Rönesans ile başlayan Batı’daki sekülerleşme, aklı kutsama anlayışı 19. ve 20. yüzyılda zirveye ulaştı. Çoğu kişi bu dönemi Fransız filozof Descartes (1596-1650) ile başlatır. Onun Kartezyen felsefesi kendisinden sonra gelen filozoflar tarafından Hristiyanlığın Tanrısını reddetme noktasına ulaşacaktır. Kısaca Düalizm denilen bu felsefe insanı zihin ve beden olarak ikiye ayırıp bunlardan birincisini tercih ederek yüceltmiştir. Din ile devlet işlerinin birbirinden ayrılmasını savunan laiklik anlayışı da bu düalizme dayanır.

Descartes’ı takip eden İngiliz filozoflar Thomas Hobbes(1588-1679), John Locke(1632-1704), David Hume (1711-1776), Adam Smith(1703-1790) aklı daha da yücelterek Hristiyanlığın metafizik değerlerine en büyük darbeyi indirmiştir. Bugünkü Kapitalizm büyük ölçüde bu İngiliz filozofların ürünüdür.
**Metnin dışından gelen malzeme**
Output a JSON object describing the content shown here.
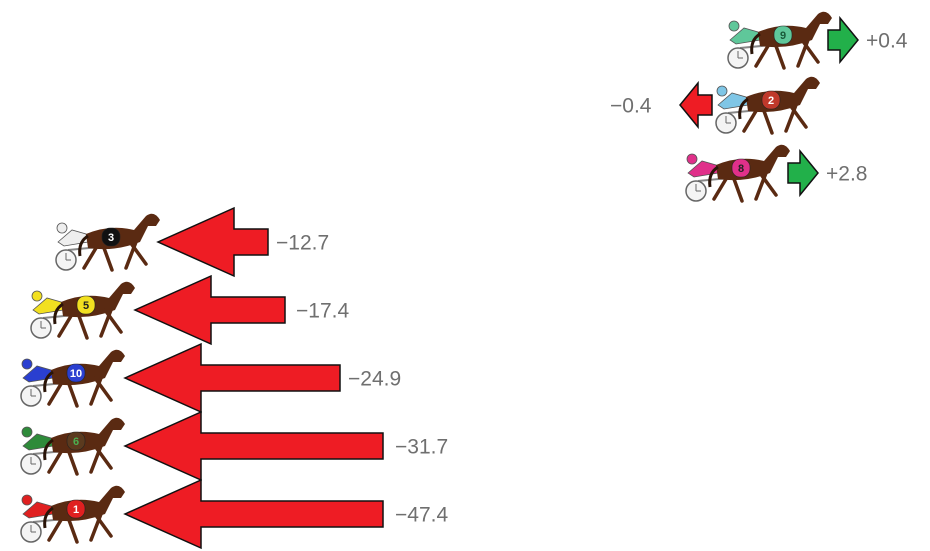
{
  "horses": [
    {
      "number": "9",
      "change": "+0.4"
    },
    {
      "number": "2",
      "change": "−0.4"
    },
    {
      "number": "8",
      "change": "+2.8"
    },
    {
      "number": "3",
      "change": "−12.7"
    },
    {
      "number": "5",
      "change": "−17.4"
    },
    {
      "number": "10",
      "change": "−24.9"
    },
    {
      "number": "6",
      "change": "−31.7"
    },
    {
      "number": "1",
      "change": "−47.4"
    }
  ]
}
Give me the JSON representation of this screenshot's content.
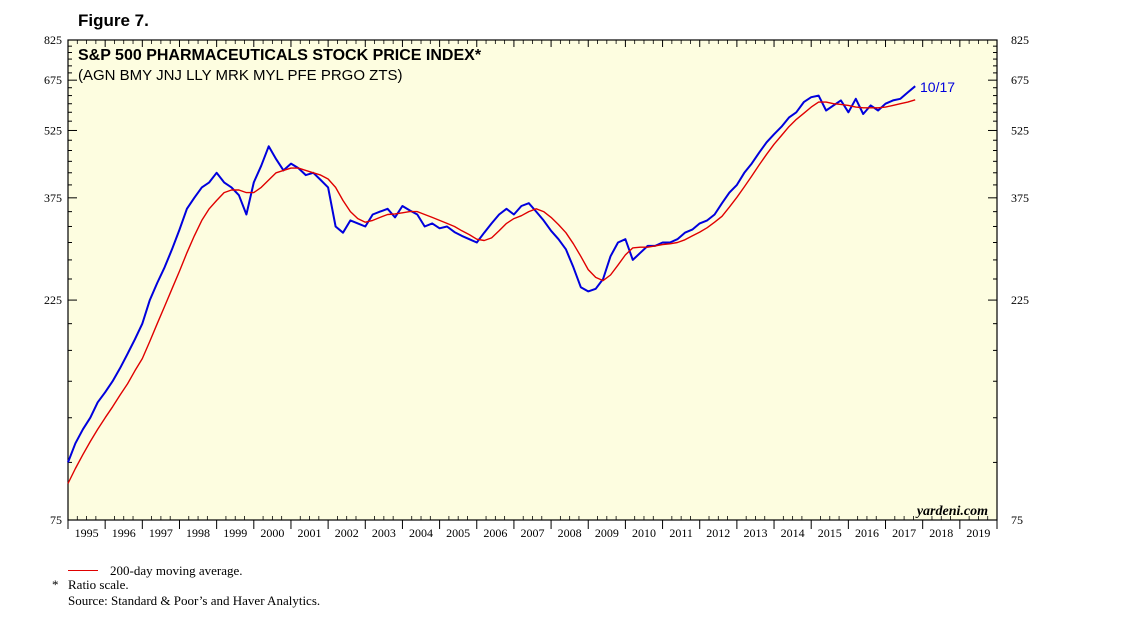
{
  "figure_label": "Figure 7.",
  "footnotes": {
    "ma_legend": "200-day moving average.",
    "ratio_note": "Ratio scale.",
    "ratio_marker": "*",
    "source": "Source: Standard & Poor’s and Haver Analytics."
  },
  "chart_data": {
    "type": "line",
    "title": "S&P 500 PHARMACEUTICALS STOCK PRICE INDEX*",
    "subtitle": "(AGN BMY JNJ LLY MRK MYL PFE PRGO ZTS)",
    "watermark": "yardeni.com",
    "last_label": "10/17",
    "y_scale": "log",
    "ylim": [
      75,
      825
    ],
    "y_ticks": [
      75,
      225,
      375,
      525,
      675,
      825
    ],
    "y_tick_labels": [
      "75",
      "225",
      "375",
      "525",
      "675",
      "825"
    ],
    "xlim": [
      1995,
      2020
    ],
    "x_labels": [
      "1995",
      "1996",
      "1997",
      "1998",
      "1999",
      "2000",
      "2001",
      "2002",
      "2003",
      "2004",
      "2005",
      "2006",
      "2007",
      "2008",
      "2009",
      "2010",
      "2011",
      "2012",
      "2013",
      "2014",
      "2015",
      "2016",
      "2017",
      "2018",
      "2019"
    ],
    "colors": {
      "price": "#0000dd",
      "ma": "#e00000",
      "background": "#fdfde0",
      "last_label": "#0000dd"
    },
    "series": [
      {
        "name": "Index",
        "color": "#0000dd",
        "x": [
          1995.0,
          1995.2,
          1995.4,
          1995.6,
          1995.8,
          1996.0,
          1996.2,
          1996.4,
          1996.6,
          1996.8,
          1997.0,
          1997.2,
          1997.4,
          1997.6,
          1997.8,
          1998.0,
          1998.2,
          1998.4,
          1998.6,
          1998.8,
          1999.0,
          1999.2,
          1999.4,
          1999.6,
          1999.8,
          2000.0,
          2000.2,
          2000.4,
          2000.6,
          2000.8,
          2001.0,
          2001.2,
          2001.4,
          2001.6,
          2001.8,
          2002.0,
          2002.2,
          2002.4,
          2002.6,
          2002.8,
          2003.0,
          2003.2,
          2003.4,
          2003.6,
          2003.8,
          2004.0,
          2004.2,
          2004.4,
          2004.6,
          2004.8,
          2005.0,
          2005.2,
          2005.4,
          2005.6,
          2005.8,
          2006.0,
          2006.2,
          2006.4,
          2006.6,
          2006.8,
          2007.0,
          2007.2,
          2007.4,
          2007.6,
          2007.8,
          2008.0,
          2008.2,
          2008.4,
          2008.6,
          2008.8,
          2009.0,
          2009.2,
          2009.4,
          2009.6,
          2009.8,
          2010.0,
          2010.2,
          2010.4,
          2010.6,
          2010.8,
          2011.0,
          2011.2,
          2011.4,
          2011.6,
          2011.8,
          2012.0,
          2012.2,
          2012.4,
          2012.6,
          2012.8,
          2013.0,
          2013.2,
          2013.4,
          2013.6,
          2013.8,
          2014.0,
          2014.2,
          2014.4,
          2014.6,
          2014.8,
          2015.0,
          2015.2,
          2015.4,
          2015.6,
          2015.8,
          2016.0,
          2016.2,
          2016.4,
          2016.6,
          2016.8,
          2017.0,
          2017.2,
          2017.4,
          2017.6,
          2017.8
        ],
        "values": [
          100,
          110,
          118,
          125,
          135,
          142,
          150,
          160,
          172,
          185,
          200,
          225,
          245,
          265,
          290,
          320,
          355,
          375,
          395,
          405,
          425,
          405,
          395,
          380,
          345,
          405,
          440,
          485,
          455,
          430,
          445,
          435,
          420,
          425,
          410,
          395,
          325,
          315,
          335,
          330,
          325,
          345,
          350,
          355,
          340,
          360,
          352,
          345,
          325,
          330,
          322,
          325,
          316,
          310,
          305,
          300,
          315,
          330,
          345,
          355,
          345,
          360,
          365,
          350,
          335,
          318,
          305,
          290,
          265,
          240,
          235,
          238,
          250,
          280,
          300,
          305,
          275,
          285,
          295,
          295,
          300,
          300,
          305,
          315,
          320,
          330,
          335,
          345,
          365,
          385,
          400,
          425,
          445,
          470,
          495,
          515,
          535,
          560,
          575,
          605,
          620,
          625,
          580,
          595,
          610,
          575,
          615,
          570,
          595,
          580,
          600,
          610,
          615,
          635,
          655
        ]
      },
      {
        "name": "200-day moving average",
        "color": "#e00000",
        "x": [
          1995.0,
          1995.2,
          1995.4,
          1995.6,
          1995.8,
          1996.0,
          1996.2,
          1996.4,
          1996.6,
          1996.8,
          1997.0,
          1997.2,
          1997.4,
          1997.6,
          1997.8,
          1998.0,
          1998.2,
          1998.4,
          1998.6,
          1998.8,
          1999.0,
          1999.2,
          1999.4,
          1999.6,
          1999.8,
          2000.0,
          2000.2,
          2000.4,
          2000.6,
          2000.8,
          2001.0,
          2001.2,
          2001.4,
          2001.6,
          2001.8,
          2002.0,
          2002.2,
          2002.4,
          2002.6,
          2002.8,
          2003.0,
          2003.2,
          2003.4,
          2003.6,
          2003.8,
          2004.0,
          2004.2,
          2004.4,
          2004.6,
          2004.8,
          2005.0,
          2005.2,
          2005.4,
          2005.6,
          2005.8,
          2006.0,
          2006.2,
          2006.4,
          2006.6,
          2006.8,
          2007.0,
          2007.2,
          2007.4,
          2007.6,
          2007.8,
          2008.0,
          2008.2,
          2008.4,
          2008.6,
          2008.8,
          2009.0,
          2009.2,
          2009.4,
          2009.6,
          2009.8,
          2010.0,
          2010.2,
          2010.4,
          2010.6,
          2010.8,
          2011.0,
          2011.2,
          2011.4,
          2011.6,
          2011.8,
          2012.0,
          2012.2,
          2012.4,
          2012.6,
          2012.8,
          2013.0,
          2013.2,
          2013.4,
          2013.6,
          2013.8,
          2014.0,
          2014.2,
          2014.4,
          2014.6,
          2014.8,
          2015.0,
          2015.2,
          2015.4,
          2015.6,
          2015.8,
          2016.0,
          2016.2,
          2016.4,
          2016.6,
          2016.8,
          2017.0,
          2017.2,
          2017.4,
          2017.6,
          2017.8
        ],
        "values": [
          90,
          97,
          104,
          111,
          118,
          125,
          132,
          140,
          148,
          158,
          168,
          183,
          200,
          218,
          238,
          260,
          285,
          310,
          335,
          355,
          370,
          385,
          390,
          390,
          385,
          385,
          395,
          410,
          425,
          430,
          435,
          435,
          430,
          425,
          420,
          412,
          395,
          370,
          350,
          338,
          332,
          335,
          340,
          345,
          346,
          348,
          350,
          350,
          345,
          340,
          335,
          330,
          325,
          318,
          312,
          305,
          303,
          307,
          318,
          330,
          338,
          343,
          350,
          355,
          350,
          340,
          328,
          315,
          298,
          280,
          262,
          252,
          248,
          255,
          268,
          282,
          292,
          293,
          293,
          295,
          297,
          298,
          300,
          304,
          310,
          316,
          323,
          332,
          342,
          358,
          376,
          396,
          418,
          442,
          466,
          490,
          512,
          535,
          555,
          572,
          590,
          605,
          605,
          600,
          598,
          595,
          590,
          588,
          588,
          588,
          590,
          595,
          600,
          605,
          612
        ]
      }
    ]
  }
}
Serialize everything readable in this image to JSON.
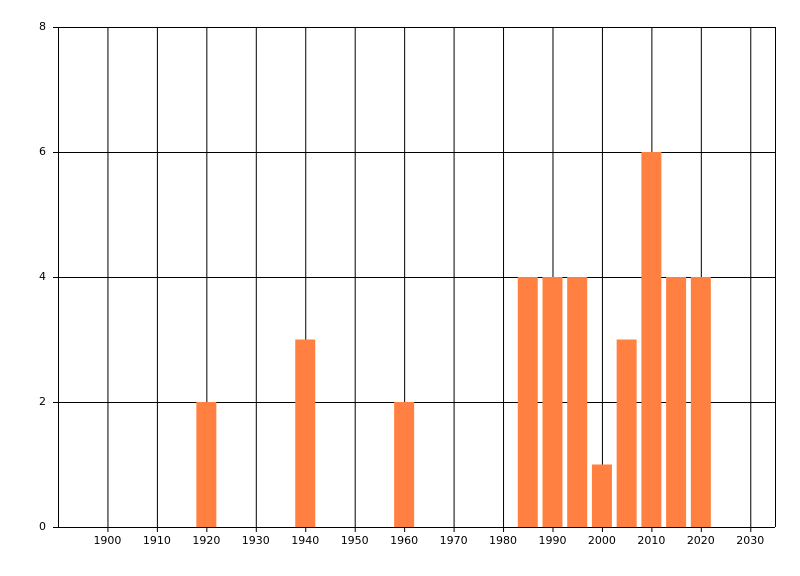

Fransa bu bayrağı Jean-Jacques Rousseau(1712-1778) ile devralarak daha radikal noktalara ulaştırmıştır. Voltaire (1694-1778), Denis Diderot(1713-1784), Montesquieu(1689-1755) gibi Fransız düşünürler en azılı Hristiyanlık karşıtları olarak bilinmektedir. Voltaire’in Peygamberimiz hakkında yazdığı kitap özü itibariyle İslam üzerinden Hristiyanlık eleştirisidir. Çünkü o dönemde bile Hz. İsa ve kilise aleyhine doğrudan konuşmak/yazmak ceza-i müeyyide gerektiriyordu.

Fransız İhtilali (1789) ateizmi kapalı salon sohbetlerinden halkın içerisine taşımıştır. Devrim, pek çok din adamını ve özellikle de ruhban sınıfını Fransa’dan kovmuştur. I. Napolyon döneminde, Fransız halkının sekülerleşmesi kurumlaştırıldığı gibi devrimin İtalya’nın kuzeyine ihracı da gerçekleşmiştir. 19. yüzyılda pek çok ateist ve din karşıtı felsefeye sahip düşünür, bütün güçlerini siyasi ve toplumsal devrime adadı. Onların bu çabaları 1848 Devrimlerini kolaylaştırdı ve yükselen uluslararası sosyalist harekete öncülük etti.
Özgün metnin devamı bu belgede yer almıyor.